LUXEMBURG
CHRISTIAN SPIELMANN

Sehenswert: Die Komödie „Long Shot“ spielt im Politikermilieu

Gute amerikanische Komödien waren in letzter Zeit Mangelware. Regisseur Jonathan Levine wurde 2013 durch die originelle Zombie-Komödie „Warm Bodies“ bekannt, und seine neueste Produktion „Long Shot“ ist seit langem wieder ein Film „made in Hollywood“, der lustig ist. Im Mittelpunkt stehen der Journalist Fred Flarsky (Seth Rogen) und seine Jugendliebe, die amerikanische Außenministerin Charlotte Fields (Charlize Theron). Speziell Charlize Theron beweist, dass sie komödiantisches Talent hat. Der Kanadier Seth Rogen dagegen versucht sich meist in komischen Rollen, doch zu oft kann man nicht über seine Figuren lachen, was nun etwas anders ist.

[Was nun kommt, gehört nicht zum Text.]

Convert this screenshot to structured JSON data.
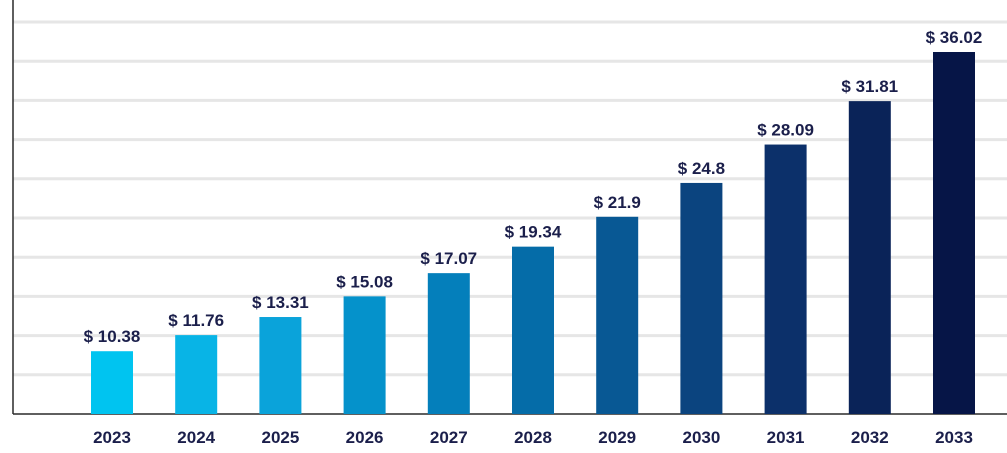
{
  "chart_data": {
    "type": "bar",
    "title": "",
    "xlabel": "",
    "ylabel": "",
    "categories": [
      "2023",
      "2024",
      "2025",
      "2026",
      "2027",
      "2028",
      "2029",
      "2030",
      "2031",
      "2032",
      "2033"
    ],
    "values": [
      10.38,
      11.76,
      13.31,
      15.08,
      17.07,
      19.34,
      21.9,
      24.8,
      28.09,
      31.81,
      36.02
    ],
    "value_labels": [
      "$ 10.38",
      "$ 11.76",
      "$ 13.31",
      "$ 15.08",
      "$ 17.07",
      "$ 19.34",
      "$ 21.9",
      "$ 24.8",
      "$ 28.09",
      "$ 31.81",
      "$ 36.02"
    ],
    "ylim": [
      5,
      40
    ],
    "grid": true,
    "legend": "none",
    "bar_colors": [
      "#00c4f0",
      "#08b4e6",
      "#0aa3da",
      "#0592cb",
      "#047fbb",
      "#056ca8",
      "#085894",
      "#0b447f",
      "#0c306a",
      "#0a2358",
      "#061547"
    ]
  }
}
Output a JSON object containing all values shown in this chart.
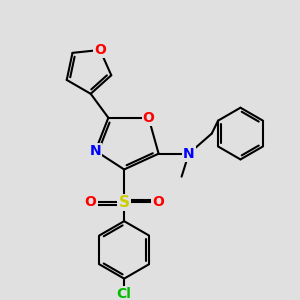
{
  "bg_color": "#e0e0e0",
  "bond_color": "#000000",
  "bond_width": 1.5,
  "atom_colors": {
    "O": "#ff0000",
    "N": "#0000ff",
    "S": "#cccc00",
    "Cl": "#00bb00",
    "C": "#000000"
  },
  "font_size_atom": 10,
  "xlim": [
    0,
    10
  ],
  "ylim": [
    0,
    10
  ]
}
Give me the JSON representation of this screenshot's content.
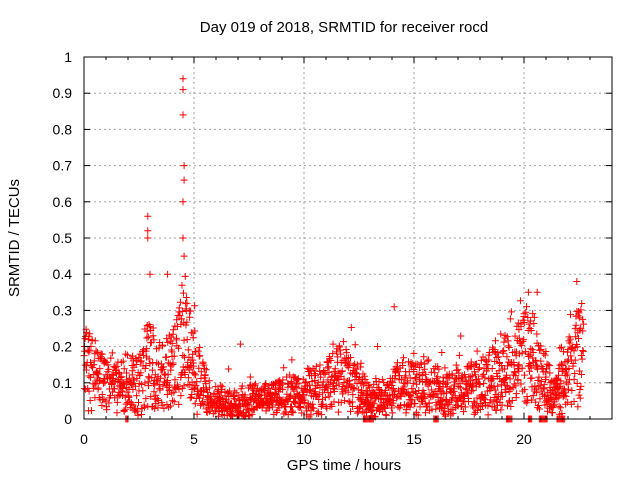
{
  "chart_data": {
    "type": "scatter",
    "title": "Day 019 of 2018, SRMTID for receiver rocd",
    "xlabel": "GPS time / hours",
    "ylabel": "SRMTID / TECUs",
    "xlim": [
      0,
      24
    ],
    "ylim": [
      0,
      1
    ],
    "xticks": [
      0,
      5,
      10,
      15,
      20
    ],
    "xtick_labels": [
      "0",
      "5",
      "10",
      "15",
      "20"
    ],
    "yticks": [
      0,
      0.1,
      0.2,
      0.3,
      0.4,
      0.5,
      0.6,
      0.7,
      0.8,
      0.9,
      1
    ],
    "ytick_labels": [
      "0",
      "0.1",
      "0.2",
      "0.3",
      "0.4",
      "0.5",
      "0.6",
      "0.7",
      "0.8",
      "0.9",
      "1"
    ],
    "grid": true,
    "marker": "+",
    "series_color": "#ff0000",
    "approximate_trend": {
      "x": [
        0,
        0.5,
        1,
        1.5,
        2,
        2.5,
        2.8,
        3,
        3.3,
        3.7,
        4,
        4.3,
        4.5,
        4.7,
        5,
        5.3,
        5.7,
        6,
        6.5,
        7,
        7.5,
        8,
        8.5,
        9,
        9.5,
        10,
        10.5,
        11,
        11.5,
        12,
        12.5,
        13,
        13.5,
        14,
        14.5,
        15,
        15.5,
        16,
        16.5,
        17,
        17.5,
        18,
        18.5,
        19,
        19.5,
        20,
        20.5,
        21,
        21.3,
        21.6,
        22,
        22.3,
        22.6
      ],
      "y": [
        0.15,
        0.13,
        0.11,
        0.09,
        0.1,
        0.1,
        0.14,
        0.16,
        0.12,
        0.12,
        0.14,
        0.18,
        0.25,
        0.2,
        0.15,
        0.1,
        0.06,
        0.05,
        0.04,
        0.04,
        0.05,
        0.05,
        0.05,
        0.06,
        0.07,
        0.07,
        0.08,
        0.09,
        0.13,
        0.11,
        0.08,
        0.05,
        0.06,
        0.07,
        0.1,
        0.1,
        0.09,
        0.08,
        0.07,
        0.08,
        0.09,
        0.09,
        0.12,
        0.12,
        0.14,
        0.18,
        0.15,
        0.1,
        0.07,
        0.08,
        0.13,
        0.16,
        0.2
      ]
    },
    "notable_points": [
      {
        "x": 4.5,
        "y": 0.94
      },
      {
        "x": 4.5,
        "y": 0.91
      },
      {
        "x": 4.5,
        "y": 0.84
      },
      {
        "x": 4.55,
        "y": 0.7
      },
      {
        "x": 4.55,
        "y": 0.66
      },
      {
        "x": 4.5,
        "y": 0.6
      },
      {
        "x": 4.5,
        "y": 0.5
      },
      {
        "x": 4.55,
        "y": 0.45
      },
      {
        "x": 2.9,
        "y": 0.56
      },
      {
        "x": 2.9,
        "y": 0.52
      },
      {
        "x": 2.9,
        "y": 0.5
      },
      {
        "x": 3.0,
        "y": 0.4
      },
      {
        "x": 3.8,
        "y": 0.4
      },
      {
        "x": 14.1,
        "y": 0.31
      },
      {
        "x": 20.2,
        "y": 0.35
      },
      {
        "x": 20.6,
        "y": 0.35
      },
      {
        "x": 22.4,
        "y": 0.38
      }
    ],
    "zero_clusters": [
      {
        "x_start": 1.9,
        "x_end": 2.0
      },
      {
        "x_start": 12.7,
        "x_end": 13.2
      },
      {
        "x_start": 15.9,
        "x_end": 16.1
      },
      {
        "x_start": 19.2,
        "x_end": 19.5
      },
      {
        "x_start": 20.2,
        "x_end": 20.4
      },
      {
        "x_start": 20.7,
        "x_end": 21.1
      },
      {
        "x_start": 21.5,
        "x_end": 21.9
      }
    ]
  }
}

Politische Interessen kontra Idealismus

Fred ist Investigations-Journalist. Er entkommt mit knapper Not den wütenden Mitgliedern einer Neonazi-Gruppierung, bevor er erfährt, dass seine Zeitung an den Medienmogul Parker Wembley (Andy Serkis) verkauft wurde, der sich nicht für die Themen interessiert, die Fred am Herzen liegen. So kündigt er seinen Job. Sein bester Freund Lance (O’Shea Jackson Jr.; er ist der Sohn vom Rapper Ice Cube) versucht ihn aufzumuntern und nimmt ihn mit zu einer Spendengala, bei der die Gruppe Boyz II Men auftritt. Bei dieser Gala begegnet er Charlotte wieder, seine einstige Babysitterin und erste große, aber heimliche Liebe.

Da Charlotte einerseits ein ökologisches Projekt umsetzen will und andererseits bei den nächsten Wahlen als US-Präsidentschaftskandidatin antreten will, da der amtierende Präsident Chambers (Bob Odenkirk) sich seiner Fernseh- und Filmkarriere widmen will, braucht sie jemanden, der eine spitze Feder und viel Humor hat, um ihre Reden zu schreiben. Ihre Wahl fällt auf Fred, der überrascht ist und etwas widerwillig annimmt. Zusammen mit Charlottes Beratern Maggie (June Diane Raphael) und Tom (Ravi Patel) reist er um die halbe Welt, um genug Politiker für Charlottes Öko-Projekt zu gewinnen. Beide verlieben sich ineinander, was nicht alle erfreut, schon gar nicht Parker Wembley, der mit Chambers befreundet ist. Beider politische Interessen haben nichts mit Charlottes Idealismus zu tun, und so erpressen sie die angehende Wahlkandidatin mit einem peinlichen Video mit Fred.

Lustiger Drogenrausch

Charlotte will unbedingt Ecstasy ausprobieren und es folgt eine der witzigsten Szenen überhaupt. In einer Disco lassen sie und Fred sich gehen, bis ein Sicherheitsbeamte sie auf einen politischen Zwischenfall aufmerksam macht, der eine dringende Entscheidung von ihr verlangt. Mit Konfetti in den Haaren und komplett zugedröhnt löst sie das Problem. Das Video von Fred, das zu Komplikationen führt, überrascht ebenfalls durch seine Freizügigkeit - dazu wird aber nichts verraten. Ein großes Kompliment verdienen die Drehbuchschreiber Dan Sterling und Liz Hannah, welche die üblichen sulzigen Dialoge, die einem stets in amerikanischen Filmen auf die Nerven gehen, weggelassen haben. Die einfachen und lustigen Gespräche zwischen den Protagonisten sind viel angenehmer. Die beiden Liebenden begegnen etlichen Komplikationen, deren Behebungen nicht unbedingt vorhersehbar sind. Ein paar romantische Momente und musikalische Evergreens runden die sehenswerte Komödie ab.